Here's Keith's example:
function loadme() {
var arr = ["a", "b", "c"];
var fs = [];
for (var i in arr) {
var x = arr[i];
var f = function() { alert(x) };
f();
fs.push(f);
}
for (var j in fs) {
fs[j]();
}
}
We might expect the function to produce "a", "b", "c", "a", "b", "c", but surprisingly, it displays "a", "b", "c", "c", "c", "c"! Wha' happened?

The answer is that, in JavaScript, all var declarations are hoisted to the top of the nearest enclosing function definition. So while x appears to be local to the for-loop, it is in fact allocated once at the top of the loadme function and in scope throughout the function body. In other words, the above function is equivalent to:
function loadme() {
var x;
var arr = ["a", "b", "c"];
var fs = [];
for (var i in arr) {
x = arr[i];
var f = function() { alert(x) };
f();
fs.push(f);
}
for (var j in fs) {
fs[j]();
}
}
In this version, it's clear why the function behaves as it does: the closure is mutating a global variable every time it's called!

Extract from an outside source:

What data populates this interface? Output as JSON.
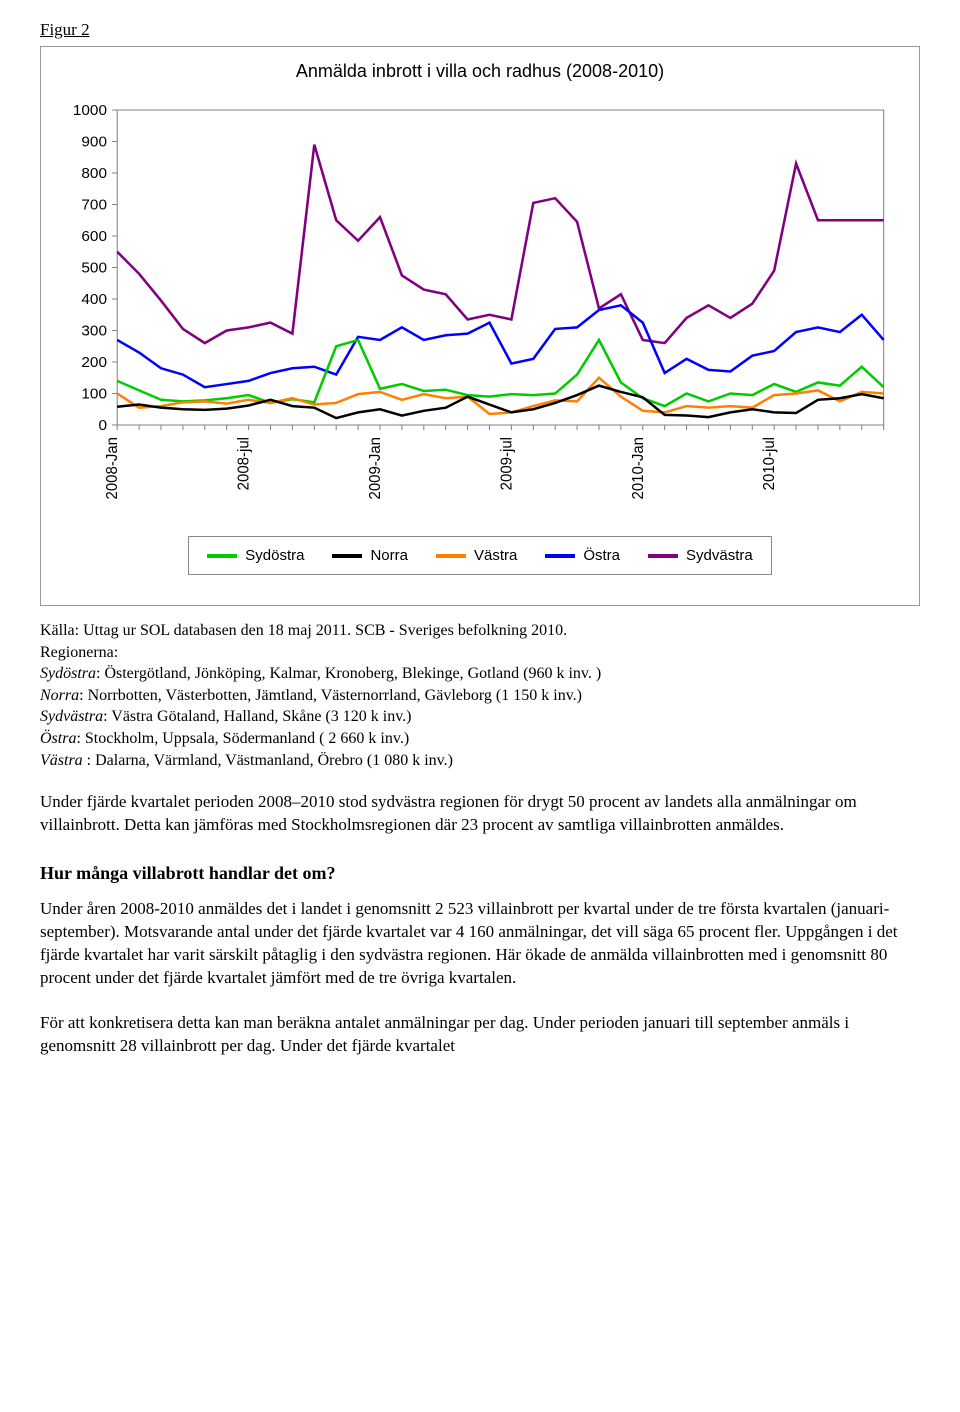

To get the desired behavior, you need to use nested functions instead of loops, e.g.:
function loadme() {
var arr = ["a", "b", "c"]
var fs = [];
(function loop(i) {
if (i < arr.length) {
var x = arr[i];
var f = function() { alert(x) };
f();
fs.push(f);
loop(i + 1);
}
})(0);
for (var j in fs) {
fs[j]();
}
}
Now x is truly local to the loop body, and the function produces "a", "b", "c", "a", "b", "c" as expected.

Update: My suggested fix is really bad advice for ECMAScript Edition 3! I should never recommend using tail recursion in a language that is not properly tail recursive. If all goes according to plan for proper tail calls in Edition 4, my suggestion would be fine for that language. But today, you can't use tail recursion. Instead, you should use any of the existing lexical scope mechanisms in ECMAScript for binding another variable to the loop variable i.

Solution 1 - wrap the closure in another closure that gets immediately applied:
function loadme() {
var arr = ["a", "b", "c"];
var fs = [];
for (var i in arr) {
var x = arr[i];
var f = (function() {
var y = x;
return function() { alert(y) }
})();
f();
fs.push(f);
}
for (var j in fs) {
fs[j]();
}
}
Solution 2 - wrap the loop body in a closure that gets immediately applied (suggested in the comments by Lars):
function loadme() {
var arr = ["a", "b", "c"];
var fs = [];
for (var i in arr) {
(function(i) {
var x = arr[i];
var f = function() { alert(x) };
f();
fs.push(f);
})(i);
}
for (var j in fs) {
fs[j]();
}
}
Solution 3 - wrap the closure in a let-binding (in JavaScript 1.7, currently implemented only in Firefox 2):
function loadme() {
var arr = ["a", "b", "c"];
var fs = [];
for (var i in arr) {
var x = arr[i];
var f = let (y = x) function() { alert(y) };
f();
fs.push(f);
}
for (var j in fs) {
fs[j]();
}
}
Solution 4 - ditch var entirely and only use let (again, currently specific to Firefox 2):
function loadme() {
let arr = ["a", "b", "c"];
let fs = [];
for (let i in arr) {
let x = arr[i];
let f = function() { alert(x) };
f();
fs.push(f);
}
for (let j in fs) {
fs[j]();
}
}
The moral of the story is that in ECMAScript Edition 4, let is a "better var", behaving more like you'd expect. But until you can rely on let as a cross-browser feature, you'll have to use solutions like 1 and 2.

Tuesday, December 13, 2005

Semanticist's cookbook

Is this a dumb idea? I'd like to create a semantic modeling wiki where people can describe various techniques for modeling different kinds of programs, programming languages, and programming language features mathematically. Sort of a clearinghouse or cookbook for semantics. It could feature links to literature, and various categorizations so that people could find recipes by following different paths. For example, a reader might discover the exception monad by alternatively searching for control features, or error handling, or denotational modeling, or monads, etc.

Perhaps a better-designed database would be more organized, but I think wikis are good for continuously reorganizing, as well as for community contribution.

The Semanticist's Cookbook. I like it!

Update: Stubbed at http://semanticscookbook.org.

Update: Maybe I'll install a wiki another time but I don't have time for this now.